The solution to make agents work together is called Agent2Agent Protocol or, in short, A2A. At least, that's what Google and a few dozen partners with names such as Atlassian, Elastic, Oracle, and New Relic, believe in. While solutions like MCP simplify the connection between an agent and the APIs it consumes, A2A aims at streamlining the communication between multiple agents. In fact, both types of solutions are meant to work together. According to Google, A2A "complements Anthropic's MCP, which provides helpful tools and context to agents." The protocol provides solutions to four key areas of agent interaction: capability discovery, task management, collaboration, and UX negotiation. I find it interesting that the protocol creators thought of providing a full end-to-end experience instead of focusing exclusively on the technology. In the end, what matters is what you can do with the A2A protocol, not how it works.

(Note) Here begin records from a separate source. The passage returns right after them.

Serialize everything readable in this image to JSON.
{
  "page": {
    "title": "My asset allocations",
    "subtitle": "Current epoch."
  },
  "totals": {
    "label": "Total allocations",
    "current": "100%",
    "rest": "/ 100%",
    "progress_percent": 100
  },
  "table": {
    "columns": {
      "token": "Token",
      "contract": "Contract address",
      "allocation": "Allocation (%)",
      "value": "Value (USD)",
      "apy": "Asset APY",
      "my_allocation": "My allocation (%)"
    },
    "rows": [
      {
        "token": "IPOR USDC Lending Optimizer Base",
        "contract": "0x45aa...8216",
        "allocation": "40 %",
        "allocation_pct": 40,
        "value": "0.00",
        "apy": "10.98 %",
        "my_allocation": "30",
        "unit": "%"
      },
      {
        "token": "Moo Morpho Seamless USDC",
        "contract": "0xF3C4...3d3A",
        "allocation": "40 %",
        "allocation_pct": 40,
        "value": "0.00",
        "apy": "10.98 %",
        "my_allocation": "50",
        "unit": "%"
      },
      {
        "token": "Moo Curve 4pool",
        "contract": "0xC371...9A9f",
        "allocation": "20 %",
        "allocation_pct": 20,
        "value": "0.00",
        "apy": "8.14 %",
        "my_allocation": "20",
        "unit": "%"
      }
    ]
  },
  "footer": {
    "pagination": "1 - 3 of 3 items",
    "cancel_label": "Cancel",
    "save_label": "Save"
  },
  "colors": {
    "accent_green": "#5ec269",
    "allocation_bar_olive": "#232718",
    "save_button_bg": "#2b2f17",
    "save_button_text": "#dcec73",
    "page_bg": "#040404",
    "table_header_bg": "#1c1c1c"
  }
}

Starting with capability discovery is important because it guarantees that agents can find other agents even before they can communicate with each other. I find this area particularly interesting because it unlocks the ability to map a particular intent to one or more agents. The way it works is based on a mechanism well known to the Web industry. Providers can use the .well-known
path on their domain to host an "agent card." This is a JSON document that includes attributes like the name of the agent, its description, the URL where other agents can invoke it, authentication information, and a list of its skills. The agent card is made available at the /.well-known/agent.json
location, following the standard approach described in RFC 8615. With this rather simple approach, anyone can automatically find if a provider offers an agent and, if so, get all the attributes of such an agent.
After discovery takes place, agents communicate using JSON-RPC. It's interesting that A2A uses the same underlying API style as MCP. The advantage is that all communication uses schema-driven data, which means that all the involved parties know exactly what to expect. Remember that one big reason to use multiple agents is to split a large objective into smaller, specialized tasks. So, it's important to focus the communication on the input parameters and output of tasks, and not so much on their format. Standardizing all aspects of communication is, therefore, fundamental.
One area of A2A that took me longer to understand is the UX negotiation. Essentially, it's the ability agents have to generate artifacts of different media types while executing a whole workflow. Each task can receive multiple types of content that can be manipulated throughout the workflow. Imagine you want to dictate a piece of text and then use a specific voice and tone. One of the agents would receive as input the text and output the dictation. On the following step, another agent would receive as input the dictation audio and return a modified version according to the requested voice and tone. This can happen with any content type and can even pause the workflow until a human user provides the requested information.
In summary, integrating multiple AI agents is possible thanks to the combination of A2A, MCP, and APIs. While A2A and MCP work on top of JSON-RPC, which provides a layer of trust through standardization, the real functionalities lie behind any kind of existing API.